De l’expérience de Tracks, tourné in situ, dans les étendues désertiques du Northern Territory et d’Australie du Sud, l’actrice souligne encore combien elle fut épuisante: « Se trouver dans l’Outback peut se révéler formidable si l’on est maître de son temps, et que l’on peut s’arrêter, manger ou dormir quand on veut. Mais si l’on a un timing serré, comme dans une production de cinéma, c’est beaucoup moins paisible et plaisant, d’autant plus que l’on se trouve confronté à des éléments incontrôlables, le temps, mais aussi la chaleur et la poussière. » Au sujet du tournage, John Curran parle ainsi d’une « ruée un peu folle », évoquant une équipe courant littéralement d’une scène à l’autre, sans possibilité de répéter, pour lutter contre la montre, cette ennemie des cinéastes. « C’est bien pour la spontanéité, mais très difficile pour un acteur, qui doit se projeter dans un autre moment », observe-t-il. Un exercice délicat dont Mia Wasikowska s’acquitte avec le même bonheur que celui avec lequel elle conduit sa carrière. Evoque-t-on un parcours exemplaire qu’elle répond, modeste: « Je choisis des choses que j’aime, des scénarios qui me parlent, et j’ai surtout la chance qu’ils me soient proposés… »

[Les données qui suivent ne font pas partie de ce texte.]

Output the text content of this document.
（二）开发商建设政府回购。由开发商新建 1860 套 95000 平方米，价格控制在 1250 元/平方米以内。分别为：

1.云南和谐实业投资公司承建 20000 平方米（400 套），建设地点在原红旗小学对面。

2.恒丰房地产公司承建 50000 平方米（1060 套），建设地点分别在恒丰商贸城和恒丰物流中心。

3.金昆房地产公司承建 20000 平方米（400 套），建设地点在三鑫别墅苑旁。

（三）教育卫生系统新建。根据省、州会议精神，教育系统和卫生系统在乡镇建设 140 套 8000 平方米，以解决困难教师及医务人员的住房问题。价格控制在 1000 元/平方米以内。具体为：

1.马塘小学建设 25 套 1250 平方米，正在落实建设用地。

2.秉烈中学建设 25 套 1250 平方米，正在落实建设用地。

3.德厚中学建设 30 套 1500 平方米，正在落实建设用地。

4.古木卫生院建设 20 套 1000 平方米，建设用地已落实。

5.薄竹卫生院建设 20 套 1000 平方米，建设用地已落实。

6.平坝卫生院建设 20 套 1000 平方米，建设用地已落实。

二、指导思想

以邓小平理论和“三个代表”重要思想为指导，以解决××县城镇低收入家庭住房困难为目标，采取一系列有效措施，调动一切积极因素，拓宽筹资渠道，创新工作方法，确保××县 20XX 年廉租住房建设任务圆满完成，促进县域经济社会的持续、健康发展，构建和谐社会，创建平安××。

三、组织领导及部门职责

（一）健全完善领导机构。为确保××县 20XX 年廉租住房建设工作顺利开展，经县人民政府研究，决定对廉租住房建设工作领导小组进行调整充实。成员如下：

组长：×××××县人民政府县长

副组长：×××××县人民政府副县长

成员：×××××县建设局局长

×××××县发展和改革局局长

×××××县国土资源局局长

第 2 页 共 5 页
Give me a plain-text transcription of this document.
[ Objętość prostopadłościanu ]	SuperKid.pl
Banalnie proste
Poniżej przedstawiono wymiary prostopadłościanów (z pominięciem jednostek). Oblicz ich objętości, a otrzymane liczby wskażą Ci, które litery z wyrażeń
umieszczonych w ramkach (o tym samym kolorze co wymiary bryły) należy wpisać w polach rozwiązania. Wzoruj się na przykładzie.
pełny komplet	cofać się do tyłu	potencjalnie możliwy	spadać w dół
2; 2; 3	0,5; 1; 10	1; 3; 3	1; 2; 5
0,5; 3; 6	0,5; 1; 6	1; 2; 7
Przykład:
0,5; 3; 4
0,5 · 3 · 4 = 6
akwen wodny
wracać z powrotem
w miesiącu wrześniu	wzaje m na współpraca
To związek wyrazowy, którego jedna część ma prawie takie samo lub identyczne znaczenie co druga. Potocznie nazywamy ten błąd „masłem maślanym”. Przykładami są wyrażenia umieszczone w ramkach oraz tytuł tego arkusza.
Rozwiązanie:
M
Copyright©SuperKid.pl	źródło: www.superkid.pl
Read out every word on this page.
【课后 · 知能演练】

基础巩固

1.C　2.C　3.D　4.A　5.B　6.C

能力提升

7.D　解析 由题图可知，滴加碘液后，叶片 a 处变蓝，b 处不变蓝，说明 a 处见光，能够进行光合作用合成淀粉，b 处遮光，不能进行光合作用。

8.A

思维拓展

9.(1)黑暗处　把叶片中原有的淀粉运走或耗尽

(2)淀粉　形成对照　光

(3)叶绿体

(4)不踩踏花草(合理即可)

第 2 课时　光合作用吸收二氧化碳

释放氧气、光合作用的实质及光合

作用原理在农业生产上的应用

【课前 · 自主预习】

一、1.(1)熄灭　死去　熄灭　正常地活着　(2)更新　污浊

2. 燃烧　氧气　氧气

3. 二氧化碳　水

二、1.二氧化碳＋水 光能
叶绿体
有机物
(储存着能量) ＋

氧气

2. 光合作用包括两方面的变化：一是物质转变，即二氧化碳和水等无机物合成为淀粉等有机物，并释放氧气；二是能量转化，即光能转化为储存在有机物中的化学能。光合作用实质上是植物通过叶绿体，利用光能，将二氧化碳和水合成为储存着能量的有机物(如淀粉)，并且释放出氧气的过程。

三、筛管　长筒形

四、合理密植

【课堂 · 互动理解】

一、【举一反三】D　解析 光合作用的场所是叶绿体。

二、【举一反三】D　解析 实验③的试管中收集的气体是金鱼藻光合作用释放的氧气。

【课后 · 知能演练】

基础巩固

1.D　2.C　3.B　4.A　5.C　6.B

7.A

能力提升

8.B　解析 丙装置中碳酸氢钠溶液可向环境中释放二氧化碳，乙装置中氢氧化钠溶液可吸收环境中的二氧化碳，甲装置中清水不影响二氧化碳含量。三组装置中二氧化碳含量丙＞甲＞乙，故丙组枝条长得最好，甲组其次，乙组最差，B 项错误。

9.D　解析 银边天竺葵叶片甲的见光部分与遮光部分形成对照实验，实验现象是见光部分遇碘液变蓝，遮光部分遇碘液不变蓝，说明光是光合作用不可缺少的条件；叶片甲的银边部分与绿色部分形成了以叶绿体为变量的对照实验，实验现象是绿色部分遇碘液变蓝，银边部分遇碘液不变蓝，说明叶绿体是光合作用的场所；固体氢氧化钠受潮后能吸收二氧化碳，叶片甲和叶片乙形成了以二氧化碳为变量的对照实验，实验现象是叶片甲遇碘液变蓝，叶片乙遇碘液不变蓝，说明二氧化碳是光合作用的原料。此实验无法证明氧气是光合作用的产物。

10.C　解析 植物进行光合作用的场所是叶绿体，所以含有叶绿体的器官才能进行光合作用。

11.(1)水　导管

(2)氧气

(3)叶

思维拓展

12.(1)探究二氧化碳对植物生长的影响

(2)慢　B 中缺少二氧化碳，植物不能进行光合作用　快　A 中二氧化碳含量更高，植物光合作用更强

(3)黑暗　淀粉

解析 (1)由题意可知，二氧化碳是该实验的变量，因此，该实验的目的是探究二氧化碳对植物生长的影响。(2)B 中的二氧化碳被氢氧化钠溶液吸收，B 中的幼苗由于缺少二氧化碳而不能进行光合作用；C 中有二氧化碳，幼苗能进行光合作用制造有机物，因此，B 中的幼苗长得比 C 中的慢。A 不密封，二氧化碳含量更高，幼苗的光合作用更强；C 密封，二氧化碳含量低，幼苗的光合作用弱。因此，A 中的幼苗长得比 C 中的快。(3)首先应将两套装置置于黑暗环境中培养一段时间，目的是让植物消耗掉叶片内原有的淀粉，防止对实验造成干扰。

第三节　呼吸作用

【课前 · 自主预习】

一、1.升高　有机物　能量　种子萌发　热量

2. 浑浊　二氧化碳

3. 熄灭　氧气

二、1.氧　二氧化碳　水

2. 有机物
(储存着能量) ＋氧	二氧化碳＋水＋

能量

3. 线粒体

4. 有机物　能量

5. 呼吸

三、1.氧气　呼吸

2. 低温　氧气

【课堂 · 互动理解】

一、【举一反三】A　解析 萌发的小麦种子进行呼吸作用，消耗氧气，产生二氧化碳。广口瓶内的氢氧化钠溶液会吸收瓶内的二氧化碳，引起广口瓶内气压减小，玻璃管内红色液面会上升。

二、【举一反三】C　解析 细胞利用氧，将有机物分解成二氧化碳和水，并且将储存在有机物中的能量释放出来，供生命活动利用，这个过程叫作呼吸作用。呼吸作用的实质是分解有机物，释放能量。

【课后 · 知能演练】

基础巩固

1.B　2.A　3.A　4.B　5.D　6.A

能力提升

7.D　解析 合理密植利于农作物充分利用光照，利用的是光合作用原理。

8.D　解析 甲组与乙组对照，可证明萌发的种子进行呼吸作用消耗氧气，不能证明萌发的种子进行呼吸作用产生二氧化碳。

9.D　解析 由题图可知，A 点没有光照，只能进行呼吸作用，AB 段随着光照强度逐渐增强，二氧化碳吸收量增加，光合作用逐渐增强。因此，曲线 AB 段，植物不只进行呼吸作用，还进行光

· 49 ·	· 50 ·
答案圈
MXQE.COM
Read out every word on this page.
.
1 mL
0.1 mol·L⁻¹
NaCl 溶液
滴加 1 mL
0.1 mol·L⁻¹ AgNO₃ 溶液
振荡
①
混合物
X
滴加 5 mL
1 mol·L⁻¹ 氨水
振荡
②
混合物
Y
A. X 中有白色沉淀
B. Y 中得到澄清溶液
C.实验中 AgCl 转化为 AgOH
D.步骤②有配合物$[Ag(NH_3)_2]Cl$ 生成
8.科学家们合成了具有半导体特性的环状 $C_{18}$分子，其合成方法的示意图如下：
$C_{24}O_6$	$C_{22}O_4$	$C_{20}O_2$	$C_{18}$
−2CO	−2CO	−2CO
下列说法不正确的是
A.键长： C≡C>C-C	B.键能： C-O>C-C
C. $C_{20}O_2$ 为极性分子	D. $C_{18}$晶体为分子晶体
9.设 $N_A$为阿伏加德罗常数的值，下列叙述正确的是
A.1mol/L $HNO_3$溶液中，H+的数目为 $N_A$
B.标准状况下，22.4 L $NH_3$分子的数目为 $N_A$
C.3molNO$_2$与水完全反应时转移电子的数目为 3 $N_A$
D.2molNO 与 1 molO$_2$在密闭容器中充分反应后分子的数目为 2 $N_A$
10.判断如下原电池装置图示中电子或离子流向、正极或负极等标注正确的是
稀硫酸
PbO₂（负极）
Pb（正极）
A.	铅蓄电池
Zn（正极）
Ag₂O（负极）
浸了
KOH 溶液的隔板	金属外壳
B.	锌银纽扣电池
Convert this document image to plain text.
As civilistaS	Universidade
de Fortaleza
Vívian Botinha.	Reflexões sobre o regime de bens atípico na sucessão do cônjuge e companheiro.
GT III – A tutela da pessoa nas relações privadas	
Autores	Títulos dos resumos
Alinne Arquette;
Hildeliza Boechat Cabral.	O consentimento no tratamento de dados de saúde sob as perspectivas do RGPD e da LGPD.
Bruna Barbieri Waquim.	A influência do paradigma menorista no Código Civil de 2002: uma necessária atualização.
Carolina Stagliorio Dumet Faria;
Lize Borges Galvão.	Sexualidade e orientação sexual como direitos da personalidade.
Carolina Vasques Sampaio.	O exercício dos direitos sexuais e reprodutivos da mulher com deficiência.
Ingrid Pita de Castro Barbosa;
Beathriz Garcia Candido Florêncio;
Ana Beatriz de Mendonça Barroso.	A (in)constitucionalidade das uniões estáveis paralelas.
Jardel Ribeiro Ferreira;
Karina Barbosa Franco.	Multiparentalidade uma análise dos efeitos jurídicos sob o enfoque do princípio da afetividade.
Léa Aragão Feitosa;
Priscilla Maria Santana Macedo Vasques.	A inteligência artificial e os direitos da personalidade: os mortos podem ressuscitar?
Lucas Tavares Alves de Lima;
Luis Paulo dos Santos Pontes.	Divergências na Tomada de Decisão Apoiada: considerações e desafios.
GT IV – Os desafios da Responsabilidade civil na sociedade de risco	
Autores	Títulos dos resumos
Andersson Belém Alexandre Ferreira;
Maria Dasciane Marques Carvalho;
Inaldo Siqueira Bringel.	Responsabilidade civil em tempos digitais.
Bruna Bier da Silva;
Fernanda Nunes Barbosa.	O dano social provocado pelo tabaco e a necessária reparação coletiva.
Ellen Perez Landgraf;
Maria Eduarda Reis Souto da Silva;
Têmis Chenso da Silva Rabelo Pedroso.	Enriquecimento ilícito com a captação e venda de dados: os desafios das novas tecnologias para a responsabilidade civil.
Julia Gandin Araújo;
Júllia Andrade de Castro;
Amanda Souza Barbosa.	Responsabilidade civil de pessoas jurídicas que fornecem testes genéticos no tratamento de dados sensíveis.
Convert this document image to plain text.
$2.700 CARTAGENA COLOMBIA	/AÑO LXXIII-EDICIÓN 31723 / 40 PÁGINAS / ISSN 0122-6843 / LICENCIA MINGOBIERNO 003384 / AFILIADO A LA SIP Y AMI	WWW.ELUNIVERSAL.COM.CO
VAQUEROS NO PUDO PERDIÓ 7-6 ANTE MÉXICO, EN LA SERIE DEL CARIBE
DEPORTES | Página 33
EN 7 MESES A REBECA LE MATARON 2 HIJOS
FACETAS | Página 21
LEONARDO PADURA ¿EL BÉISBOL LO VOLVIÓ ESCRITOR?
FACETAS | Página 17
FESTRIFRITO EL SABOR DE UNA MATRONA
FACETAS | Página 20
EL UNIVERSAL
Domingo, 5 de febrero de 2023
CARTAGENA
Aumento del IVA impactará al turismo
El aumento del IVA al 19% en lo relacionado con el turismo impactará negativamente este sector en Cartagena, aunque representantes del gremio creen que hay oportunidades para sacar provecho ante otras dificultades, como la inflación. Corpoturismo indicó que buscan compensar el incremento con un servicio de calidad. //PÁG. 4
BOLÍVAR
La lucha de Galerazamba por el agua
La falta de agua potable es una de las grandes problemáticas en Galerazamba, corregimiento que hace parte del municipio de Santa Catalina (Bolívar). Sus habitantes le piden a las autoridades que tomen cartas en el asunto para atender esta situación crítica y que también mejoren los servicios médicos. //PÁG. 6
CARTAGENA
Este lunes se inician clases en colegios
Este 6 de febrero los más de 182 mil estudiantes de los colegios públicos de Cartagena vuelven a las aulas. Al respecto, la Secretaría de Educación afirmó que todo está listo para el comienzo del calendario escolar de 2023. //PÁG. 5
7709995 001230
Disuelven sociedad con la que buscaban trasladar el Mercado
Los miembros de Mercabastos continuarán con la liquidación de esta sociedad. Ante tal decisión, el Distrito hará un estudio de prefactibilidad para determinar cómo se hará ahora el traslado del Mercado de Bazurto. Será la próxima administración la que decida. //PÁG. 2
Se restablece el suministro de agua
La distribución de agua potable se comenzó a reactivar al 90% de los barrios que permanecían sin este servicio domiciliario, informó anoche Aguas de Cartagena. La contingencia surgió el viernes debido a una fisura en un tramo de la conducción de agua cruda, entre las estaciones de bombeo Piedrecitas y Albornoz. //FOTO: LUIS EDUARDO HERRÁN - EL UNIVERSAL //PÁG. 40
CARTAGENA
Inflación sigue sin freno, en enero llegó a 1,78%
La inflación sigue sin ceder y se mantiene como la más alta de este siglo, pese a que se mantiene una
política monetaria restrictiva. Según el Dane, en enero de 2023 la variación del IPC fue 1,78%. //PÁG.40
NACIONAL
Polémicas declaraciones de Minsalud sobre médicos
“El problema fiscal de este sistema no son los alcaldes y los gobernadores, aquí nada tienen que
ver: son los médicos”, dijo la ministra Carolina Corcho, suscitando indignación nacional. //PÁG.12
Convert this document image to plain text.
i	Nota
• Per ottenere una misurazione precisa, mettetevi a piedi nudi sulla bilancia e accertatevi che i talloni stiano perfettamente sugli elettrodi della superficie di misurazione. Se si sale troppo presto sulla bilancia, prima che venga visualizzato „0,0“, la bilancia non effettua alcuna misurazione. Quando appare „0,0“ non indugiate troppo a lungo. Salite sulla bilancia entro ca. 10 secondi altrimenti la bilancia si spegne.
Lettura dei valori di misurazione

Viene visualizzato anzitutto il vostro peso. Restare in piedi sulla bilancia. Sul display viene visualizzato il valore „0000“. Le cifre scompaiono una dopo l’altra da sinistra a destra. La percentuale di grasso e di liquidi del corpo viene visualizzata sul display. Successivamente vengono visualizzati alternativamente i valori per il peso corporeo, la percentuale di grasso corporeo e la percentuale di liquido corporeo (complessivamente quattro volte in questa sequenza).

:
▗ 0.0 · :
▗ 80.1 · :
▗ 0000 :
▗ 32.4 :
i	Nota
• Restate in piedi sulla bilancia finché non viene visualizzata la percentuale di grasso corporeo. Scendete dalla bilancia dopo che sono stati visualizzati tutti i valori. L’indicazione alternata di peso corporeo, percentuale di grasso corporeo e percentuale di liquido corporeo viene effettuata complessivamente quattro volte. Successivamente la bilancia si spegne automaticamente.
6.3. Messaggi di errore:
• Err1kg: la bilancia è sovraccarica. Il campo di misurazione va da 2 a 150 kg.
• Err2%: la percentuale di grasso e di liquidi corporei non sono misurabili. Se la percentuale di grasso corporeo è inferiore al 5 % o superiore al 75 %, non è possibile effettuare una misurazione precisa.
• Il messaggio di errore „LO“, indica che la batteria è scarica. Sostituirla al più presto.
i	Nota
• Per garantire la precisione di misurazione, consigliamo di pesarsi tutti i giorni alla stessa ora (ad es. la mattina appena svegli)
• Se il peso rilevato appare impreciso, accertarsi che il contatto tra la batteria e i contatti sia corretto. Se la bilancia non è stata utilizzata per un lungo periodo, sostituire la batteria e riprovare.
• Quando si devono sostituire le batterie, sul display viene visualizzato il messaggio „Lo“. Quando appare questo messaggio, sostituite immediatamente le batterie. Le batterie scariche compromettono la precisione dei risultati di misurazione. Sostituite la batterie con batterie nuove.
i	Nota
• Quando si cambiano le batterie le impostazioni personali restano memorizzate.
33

Le filon ne semble pas près de se tarir, qui l’annonce bientôt chez Guillermo Del Toro, après avoir illuminé le Maps to the Stars de David Cronenberg d’un air mutin. Au petit jeu des comparaisons, on l’associerait volontiers à Cate Blanchett, à quoi elle ajouterait un grain tout personnel. Du reste, suit-elle sa voie, qui l’a vue aussi s’essayer à la réalisation, pour le segment Long, Clear View du film collectif The Turning, découvert à Berlin: « Mettre en scène a été une expérience magnifique. C’est tellement merveilleux de débarquer sur un plateau sans avoir l’anxiété de devoir jouer, ni de produire une émotion. Travailler sur un film dans un rôle différent fut tout à la fois stimulant créativement et libérateur. » Affaire à suivre, comme l’on dit…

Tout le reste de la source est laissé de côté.